Nick Zentena
Member
I have just run into this problem which I had not had before, printing 20x16 from a 35mm neg on a Durst DA900 with Ilford 500 head. I have limited headroom in the cellar so to get 20x16 I swapped from my usual El-Nikkor 50mm f2.8 to an Apo-Componon f4/45mm lens and printed with lens wide open. Light fall-off at edges was like a vignette. Looked in all my technical books - nothing on the subject. Investigation with meter showed fall-off at edge was 1 1/2 stops at f4, but this reduced to 1/3 stop at f8, which when printed is barely discernible, or at least OK so far as I am concerned.

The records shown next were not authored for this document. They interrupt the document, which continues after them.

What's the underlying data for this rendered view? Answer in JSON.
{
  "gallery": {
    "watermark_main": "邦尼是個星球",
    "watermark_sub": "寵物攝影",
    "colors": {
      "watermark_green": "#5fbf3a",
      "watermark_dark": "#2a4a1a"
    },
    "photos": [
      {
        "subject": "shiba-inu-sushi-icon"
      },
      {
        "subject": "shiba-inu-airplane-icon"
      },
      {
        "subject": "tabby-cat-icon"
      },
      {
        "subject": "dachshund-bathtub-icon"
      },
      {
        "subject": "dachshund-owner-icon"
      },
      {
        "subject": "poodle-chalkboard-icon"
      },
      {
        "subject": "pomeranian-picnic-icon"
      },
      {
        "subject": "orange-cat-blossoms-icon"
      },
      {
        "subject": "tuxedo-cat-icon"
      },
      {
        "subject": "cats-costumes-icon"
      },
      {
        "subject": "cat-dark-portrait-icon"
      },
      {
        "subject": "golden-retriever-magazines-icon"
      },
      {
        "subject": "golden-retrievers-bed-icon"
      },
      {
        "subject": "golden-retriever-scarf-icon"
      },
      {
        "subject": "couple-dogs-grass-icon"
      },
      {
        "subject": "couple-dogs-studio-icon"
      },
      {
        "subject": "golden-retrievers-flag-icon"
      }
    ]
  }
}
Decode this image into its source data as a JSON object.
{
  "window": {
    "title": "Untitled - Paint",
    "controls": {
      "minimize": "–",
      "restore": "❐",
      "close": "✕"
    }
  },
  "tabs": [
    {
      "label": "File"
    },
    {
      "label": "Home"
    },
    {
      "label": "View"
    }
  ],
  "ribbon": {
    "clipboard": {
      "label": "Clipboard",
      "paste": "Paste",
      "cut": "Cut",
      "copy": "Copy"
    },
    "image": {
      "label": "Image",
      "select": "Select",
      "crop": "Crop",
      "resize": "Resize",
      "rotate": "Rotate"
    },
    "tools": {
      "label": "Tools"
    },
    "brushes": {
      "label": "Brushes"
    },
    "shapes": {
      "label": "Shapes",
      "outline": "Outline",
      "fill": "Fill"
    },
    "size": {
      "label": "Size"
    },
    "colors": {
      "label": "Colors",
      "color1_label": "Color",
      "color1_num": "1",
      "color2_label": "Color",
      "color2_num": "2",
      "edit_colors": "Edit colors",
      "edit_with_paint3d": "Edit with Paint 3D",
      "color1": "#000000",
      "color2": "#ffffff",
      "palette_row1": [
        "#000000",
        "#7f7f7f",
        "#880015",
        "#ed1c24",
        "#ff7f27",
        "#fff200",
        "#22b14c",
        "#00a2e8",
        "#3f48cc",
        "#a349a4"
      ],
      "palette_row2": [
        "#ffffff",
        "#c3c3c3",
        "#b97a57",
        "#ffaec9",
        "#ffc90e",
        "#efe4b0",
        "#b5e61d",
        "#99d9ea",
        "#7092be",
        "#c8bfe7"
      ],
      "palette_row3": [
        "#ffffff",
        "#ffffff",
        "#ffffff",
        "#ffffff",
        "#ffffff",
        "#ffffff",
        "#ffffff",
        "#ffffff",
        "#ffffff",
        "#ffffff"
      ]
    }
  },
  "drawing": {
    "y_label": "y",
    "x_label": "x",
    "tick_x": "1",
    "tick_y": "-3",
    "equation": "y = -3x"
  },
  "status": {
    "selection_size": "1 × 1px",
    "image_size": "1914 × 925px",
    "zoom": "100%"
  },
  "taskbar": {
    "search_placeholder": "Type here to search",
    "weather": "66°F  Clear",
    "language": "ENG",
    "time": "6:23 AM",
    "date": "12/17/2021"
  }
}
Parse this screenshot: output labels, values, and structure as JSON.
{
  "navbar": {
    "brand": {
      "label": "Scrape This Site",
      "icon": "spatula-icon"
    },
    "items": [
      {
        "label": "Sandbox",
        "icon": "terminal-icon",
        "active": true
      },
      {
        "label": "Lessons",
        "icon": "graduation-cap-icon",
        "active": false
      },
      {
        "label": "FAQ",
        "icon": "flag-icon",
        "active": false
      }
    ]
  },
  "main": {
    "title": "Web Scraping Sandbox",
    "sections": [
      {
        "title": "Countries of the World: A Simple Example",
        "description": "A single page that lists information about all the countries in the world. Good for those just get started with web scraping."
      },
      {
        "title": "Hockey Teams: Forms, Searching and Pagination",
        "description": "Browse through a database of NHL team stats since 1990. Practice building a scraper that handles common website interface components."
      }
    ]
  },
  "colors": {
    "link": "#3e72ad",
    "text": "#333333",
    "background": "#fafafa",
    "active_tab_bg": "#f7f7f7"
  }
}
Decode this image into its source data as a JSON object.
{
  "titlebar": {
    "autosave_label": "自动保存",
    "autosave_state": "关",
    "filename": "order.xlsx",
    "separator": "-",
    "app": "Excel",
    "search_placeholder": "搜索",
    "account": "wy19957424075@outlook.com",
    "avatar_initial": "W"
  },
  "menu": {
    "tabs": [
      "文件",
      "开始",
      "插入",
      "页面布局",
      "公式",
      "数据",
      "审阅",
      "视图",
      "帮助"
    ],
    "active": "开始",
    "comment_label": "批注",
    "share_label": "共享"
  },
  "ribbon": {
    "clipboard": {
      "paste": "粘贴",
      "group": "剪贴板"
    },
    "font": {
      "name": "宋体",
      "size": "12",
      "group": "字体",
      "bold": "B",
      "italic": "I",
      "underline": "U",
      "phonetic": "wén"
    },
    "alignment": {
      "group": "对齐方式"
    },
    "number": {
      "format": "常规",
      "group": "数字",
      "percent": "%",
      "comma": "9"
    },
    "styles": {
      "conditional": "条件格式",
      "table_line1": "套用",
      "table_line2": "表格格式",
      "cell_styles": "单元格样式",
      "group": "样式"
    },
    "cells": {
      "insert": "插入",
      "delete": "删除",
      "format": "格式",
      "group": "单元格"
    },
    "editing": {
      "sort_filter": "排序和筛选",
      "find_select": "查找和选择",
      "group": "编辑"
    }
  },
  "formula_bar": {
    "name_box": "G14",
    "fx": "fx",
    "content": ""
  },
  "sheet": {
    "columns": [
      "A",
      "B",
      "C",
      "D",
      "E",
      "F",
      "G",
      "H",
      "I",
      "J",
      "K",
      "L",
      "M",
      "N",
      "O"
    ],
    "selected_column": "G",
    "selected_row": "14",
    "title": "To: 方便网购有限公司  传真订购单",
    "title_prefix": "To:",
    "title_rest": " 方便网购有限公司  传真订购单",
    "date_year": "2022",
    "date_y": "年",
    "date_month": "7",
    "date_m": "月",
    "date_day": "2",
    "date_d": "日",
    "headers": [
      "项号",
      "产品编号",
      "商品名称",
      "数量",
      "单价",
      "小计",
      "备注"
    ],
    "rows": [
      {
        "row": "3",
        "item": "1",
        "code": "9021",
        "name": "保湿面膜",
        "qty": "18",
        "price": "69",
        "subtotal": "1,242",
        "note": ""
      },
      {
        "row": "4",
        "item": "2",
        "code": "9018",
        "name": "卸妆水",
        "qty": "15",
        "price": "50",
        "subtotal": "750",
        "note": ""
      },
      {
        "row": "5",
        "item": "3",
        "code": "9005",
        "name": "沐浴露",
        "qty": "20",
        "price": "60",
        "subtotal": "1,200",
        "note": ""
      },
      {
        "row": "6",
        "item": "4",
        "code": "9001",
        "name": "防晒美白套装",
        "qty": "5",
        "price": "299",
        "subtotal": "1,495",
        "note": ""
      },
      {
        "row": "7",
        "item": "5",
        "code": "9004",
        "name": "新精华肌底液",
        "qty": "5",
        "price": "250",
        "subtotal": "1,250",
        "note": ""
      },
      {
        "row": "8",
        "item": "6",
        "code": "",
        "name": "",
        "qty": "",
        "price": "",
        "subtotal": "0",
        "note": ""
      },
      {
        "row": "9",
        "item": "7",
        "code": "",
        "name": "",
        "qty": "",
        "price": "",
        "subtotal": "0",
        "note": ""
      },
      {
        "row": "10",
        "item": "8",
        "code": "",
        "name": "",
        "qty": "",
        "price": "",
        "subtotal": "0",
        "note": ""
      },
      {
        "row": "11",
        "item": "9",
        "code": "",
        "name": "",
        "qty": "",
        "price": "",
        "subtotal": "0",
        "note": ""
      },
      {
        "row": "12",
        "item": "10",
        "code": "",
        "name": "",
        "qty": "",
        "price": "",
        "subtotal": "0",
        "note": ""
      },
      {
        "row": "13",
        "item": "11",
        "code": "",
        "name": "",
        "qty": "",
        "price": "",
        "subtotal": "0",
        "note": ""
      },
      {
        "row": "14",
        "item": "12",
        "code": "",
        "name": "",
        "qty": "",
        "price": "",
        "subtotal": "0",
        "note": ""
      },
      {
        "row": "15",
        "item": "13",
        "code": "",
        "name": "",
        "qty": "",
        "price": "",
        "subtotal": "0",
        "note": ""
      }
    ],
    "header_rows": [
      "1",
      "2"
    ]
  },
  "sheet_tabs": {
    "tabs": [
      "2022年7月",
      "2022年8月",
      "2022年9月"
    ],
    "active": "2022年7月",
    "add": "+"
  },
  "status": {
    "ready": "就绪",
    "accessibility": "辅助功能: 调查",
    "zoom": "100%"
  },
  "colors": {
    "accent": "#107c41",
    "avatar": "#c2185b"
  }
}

I've got "Basic Photography" and "Advanced Photography" by M J Langford; Ansel Adams "The Print"; Tim Rudman's "Master Printing Course"; and manuals for various enlargers. Advice to stop down a couple of stops is frequent but relates to edge sharpness; no one seems to mention reducing edge light fall-off. Or have I missed it? It seems important to me; but perhaps it is just a problem when using a wider angle lens than recommended to avoid swivelling the head and printing on the floor.
Richard
It's a coverage issue. At smaller print sizes you're gaining coverage the same way a LF lens would with a closeup. With larger prints you're pushing the lens close to infinity. Stopping down I guess gains you some coverage.
I bet you don't see this issue with smaller prints right? Set up the same lens for an 8x10 or 5x7 size print and measure the falloff.